Many cities and communities have since embraced similar efforts: New York, San Francisco, and Seattle among them.
This week, in conjunction with OSCON (O'Reilly Open-Source Convention and a programmers' paradise), Portland, Oregon honored its own Civic Apps competition award winners – Sara Sharp, Robb Shecter, John McBride, Andy Wallace, Edwin Knuth, Max Ogden, and Gary Kee.
Portland Mayor Sam Adams emceed the event. Dozens of tech denizens were in attendance, along with venerable OSCON host, Tim O'Reilly.
What the Civic Apps Movement is Really About
It's irresistably exciting – the idea that government could make data available to enable new intelligence, create new services, even spur new businesses that meet the real needs of citizens and residents. But there's also something more profound going on here: we are redefining what it means to govern.
Tim O'Reilly hints at this idea in the video below ("open source is not about what we thought is was about"), and Andy Wallace reinforces it.
Andy built PDXBus because he wanted to use it (apparently, so did a lot of other people, myself included). Before open source (the behavioral code, not the actual code), Andy might have shared the idea with TriMet and a few friends, but it may not have made TriMet's list of top priorities. And then, who knows?
Instead, TriMet made data available that Andy could use to build an application that we could all download onto our phones and never have to stand wondering what to do at a bus stop again.
This is one (tiny) example of a broader and ongoing renegotiation of roles between governments, residents and citizens, and businesses happening all around us.
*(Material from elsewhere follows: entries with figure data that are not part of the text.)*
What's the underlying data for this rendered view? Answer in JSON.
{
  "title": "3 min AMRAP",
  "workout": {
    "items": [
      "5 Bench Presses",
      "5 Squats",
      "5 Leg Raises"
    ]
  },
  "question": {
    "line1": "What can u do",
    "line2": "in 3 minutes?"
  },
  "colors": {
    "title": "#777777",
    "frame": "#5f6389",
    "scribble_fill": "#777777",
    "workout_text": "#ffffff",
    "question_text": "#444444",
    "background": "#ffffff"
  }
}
Cities and communities that experiment with data and information sharing, engage residents in problem-solving, make it easy for diverse people to connect with one another and their government(s), and allow the lessons of small collaborative ventures to influence the larger structures of governing and managing at a mass scale are laying the foundation for gov – and community – 2.0.
Public sector innovation matters. It's not about about government adopting new set of best practices, but about fundamentally renegotiating the roles of government, business, philanthropy, and civil society – transforming how we govern ourselves, share the commons, and construct a sustainable foundation for future generations across the globe.
The panel offered a torrent of highlights:
The unapologetic assertion that government has a role to play in innovation, that progressives should quick to embrace it. (G. Mulgan)
The US government didplay an important role in the creation of the American (private-sector) innovation system, which was been the envy of the world for many decades.
Key industries poised for growth in the coming years include those in which government plays a key role – health and social care, education, and energy and infrastructure, for example.
The demand for public services so far exceeds the resources available to provide them (and increasingly so – see California's current budget woes) that incremental productivity improvements or marginal budget-cutting will be enitrely inadequate.
The case that problems are too complex and interdependent – and the stakes are too high – for the old model of philanthropy-as-social-venture-captial and government-as-scaler-and-funder-of-programs to be effective over time. (J. Rodin)
We need a more systems-based approach where every sector (business, government, philanthropic and non-profit, and citizen) innovates where it can, intentionally connecting, sharing, and leveraging assets and insights on an ongoing basis.
We need not just product-based innovation aimed at the solutions to a particular problem but also process innovation that will help all sectors find better solutions to all kinds of problems (and build an evidence base) over time.
We can also take advantage of our vastly increased connectivity to emphasize recombinant strategies - taking existing innovations and mashing them up in new ways to create new value out of them in business, government, or communities across the globe.
Resources for Change
The reports themselves are easily accessible, genuinely informative, and directed at those in and outside of government.
Go ahead. Watch and read for yourself – and share with every innovator, innovation champion, and change agent you know.
[Full disclosure: I worked with Geoff Mulgan in the Prime Minister's Strategy Unit in 2001 and have followed his work (and adventures since). I am an unabashed and unapologetic fan, but I would (and do) champion good ideas wherever they come from.]